Pourtant, la belle mécanique pourrait s'enrayer à moyen terme. C'est bel et bien le message lancé par Jean-David Chamboredon, coprésident de France Digitale et du fonds ISAI,  sur LinkedIn en janvier dernier et relayé par d'autres investisseurs depuis. Selon lui, les « VC » français ont bien «  les moyens d'être offensifs sur les trois ou quatre prochaines années », mais il pronostique « un retournement d'une violence plus forte pour l'écosystème French Tech que pour ses homologues étrangers » en cas de tempête sur les Bourses mondiales. Une prophétie qui pourrait s'accélérer en fonction des ondes de choc du  mini-krach du 6 février dernier et qui fait redouter un retour de l'inflation et la fin de l'argent facile. Jean-David Chamboredon dessine trois effets directs : le recul des fonds étrangers, le tarissement des investissements émanant des grands groupes, et l'impossibilité de bpifrance de compenser ces trous d'air.

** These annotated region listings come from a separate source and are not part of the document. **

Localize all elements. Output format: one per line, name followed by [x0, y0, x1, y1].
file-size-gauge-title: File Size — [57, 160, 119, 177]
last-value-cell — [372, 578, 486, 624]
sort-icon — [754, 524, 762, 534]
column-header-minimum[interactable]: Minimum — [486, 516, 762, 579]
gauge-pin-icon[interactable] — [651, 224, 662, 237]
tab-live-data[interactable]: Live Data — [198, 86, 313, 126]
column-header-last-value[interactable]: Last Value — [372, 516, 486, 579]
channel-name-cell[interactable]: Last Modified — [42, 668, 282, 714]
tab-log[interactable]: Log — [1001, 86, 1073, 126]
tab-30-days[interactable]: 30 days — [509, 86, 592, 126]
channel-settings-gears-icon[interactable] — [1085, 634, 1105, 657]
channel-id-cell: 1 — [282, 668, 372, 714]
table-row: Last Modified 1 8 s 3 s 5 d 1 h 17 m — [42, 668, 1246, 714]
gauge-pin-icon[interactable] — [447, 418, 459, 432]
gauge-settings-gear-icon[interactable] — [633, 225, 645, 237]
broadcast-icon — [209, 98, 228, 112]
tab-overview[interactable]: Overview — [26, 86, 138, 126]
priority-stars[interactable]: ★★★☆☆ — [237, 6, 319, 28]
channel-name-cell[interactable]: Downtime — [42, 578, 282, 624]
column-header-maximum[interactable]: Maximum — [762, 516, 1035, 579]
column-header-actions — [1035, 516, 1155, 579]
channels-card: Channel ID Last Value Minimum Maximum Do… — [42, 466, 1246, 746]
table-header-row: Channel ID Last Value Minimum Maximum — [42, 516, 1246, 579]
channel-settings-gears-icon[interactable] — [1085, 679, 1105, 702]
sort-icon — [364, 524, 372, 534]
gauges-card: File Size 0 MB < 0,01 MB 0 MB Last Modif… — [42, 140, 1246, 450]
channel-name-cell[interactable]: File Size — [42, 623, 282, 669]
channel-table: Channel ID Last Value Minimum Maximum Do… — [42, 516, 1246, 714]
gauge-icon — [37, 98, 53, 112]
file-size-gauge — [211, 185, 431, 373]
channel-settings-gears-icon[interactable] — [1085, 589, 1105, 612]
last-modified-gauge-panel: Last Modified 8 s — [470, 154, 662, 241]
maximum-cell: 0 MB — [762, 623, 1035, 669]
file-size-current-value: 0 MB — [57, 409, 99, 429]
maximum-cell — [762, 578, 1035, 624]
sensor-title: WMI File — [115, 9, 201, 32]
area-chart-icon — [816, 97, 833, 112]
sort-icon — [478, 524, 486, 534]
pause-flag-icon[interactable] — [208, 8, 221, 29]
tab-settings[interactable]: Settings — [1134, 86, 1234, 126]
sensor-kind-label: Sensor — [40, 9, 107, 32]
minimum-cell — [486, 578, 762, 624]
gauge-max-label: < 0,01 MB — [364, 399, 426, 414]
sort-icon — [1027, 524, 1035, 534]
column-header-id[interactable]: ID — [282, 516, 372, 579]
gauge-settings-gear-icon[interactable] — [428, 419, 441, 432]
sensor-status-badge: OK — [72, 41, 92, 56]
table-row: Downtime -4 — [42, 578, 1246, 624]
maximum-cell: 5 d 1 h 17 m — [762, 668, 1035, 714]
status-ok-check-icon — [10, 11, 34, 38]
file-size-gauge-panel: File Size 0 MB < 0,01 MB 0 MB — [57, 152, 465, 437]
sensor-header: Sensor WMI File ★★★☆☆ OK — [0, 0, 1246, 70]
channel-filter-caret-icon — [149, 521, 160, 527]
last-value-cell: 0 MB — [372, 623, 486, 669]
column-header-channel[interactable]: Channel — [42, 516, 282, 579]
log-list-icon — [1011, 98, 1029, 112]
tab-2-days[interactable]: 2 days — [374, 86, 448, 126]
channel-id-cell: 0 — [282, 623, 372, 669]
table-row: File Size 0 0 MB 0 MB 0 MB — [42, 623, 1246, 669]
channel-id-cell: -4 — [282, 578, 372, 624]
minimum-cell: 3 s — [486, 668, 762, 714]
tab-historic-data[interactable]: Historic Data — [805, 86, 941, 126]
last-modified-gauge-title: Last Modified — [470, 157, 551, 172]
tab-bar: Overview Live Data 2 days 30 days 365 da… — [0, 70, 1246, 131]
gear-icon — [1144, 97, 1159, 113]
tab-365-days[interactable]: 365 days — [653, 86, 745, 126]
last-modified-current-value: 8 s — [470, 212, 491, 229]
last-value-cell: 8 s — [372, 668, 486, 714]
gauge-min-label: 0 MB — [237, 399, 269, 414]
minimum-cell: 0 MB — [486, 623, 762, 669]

La French Tech commence déjà à émettre des signaux faibles qui illustrent ces craintes. Certains fonds sont désormais contraints de reculer lors de tours de table car incapables de suivre la valorisation proposée par les grands groupes ou leurs homologues étrangers aux jeunes entrepreneurs.

Le montant moyen des rachats de jeunes pousses, environ 25 millions d'euros, témoigne de la faible prise de risques des grandes entreprises . Certains emblèmes tombent, comme Giroptic, la caméra 360° adoubée par Mark Zuckerberg l'an passé, mais qui a dû a liquider son activité le 6 mars faute de débouchés. Et depuis Criteo, BlaBlaCar et Talend, aucune autre entreprise de la tech tricolore n'a réussi à s'imposer comme un véritable champion mondial dans son domaine.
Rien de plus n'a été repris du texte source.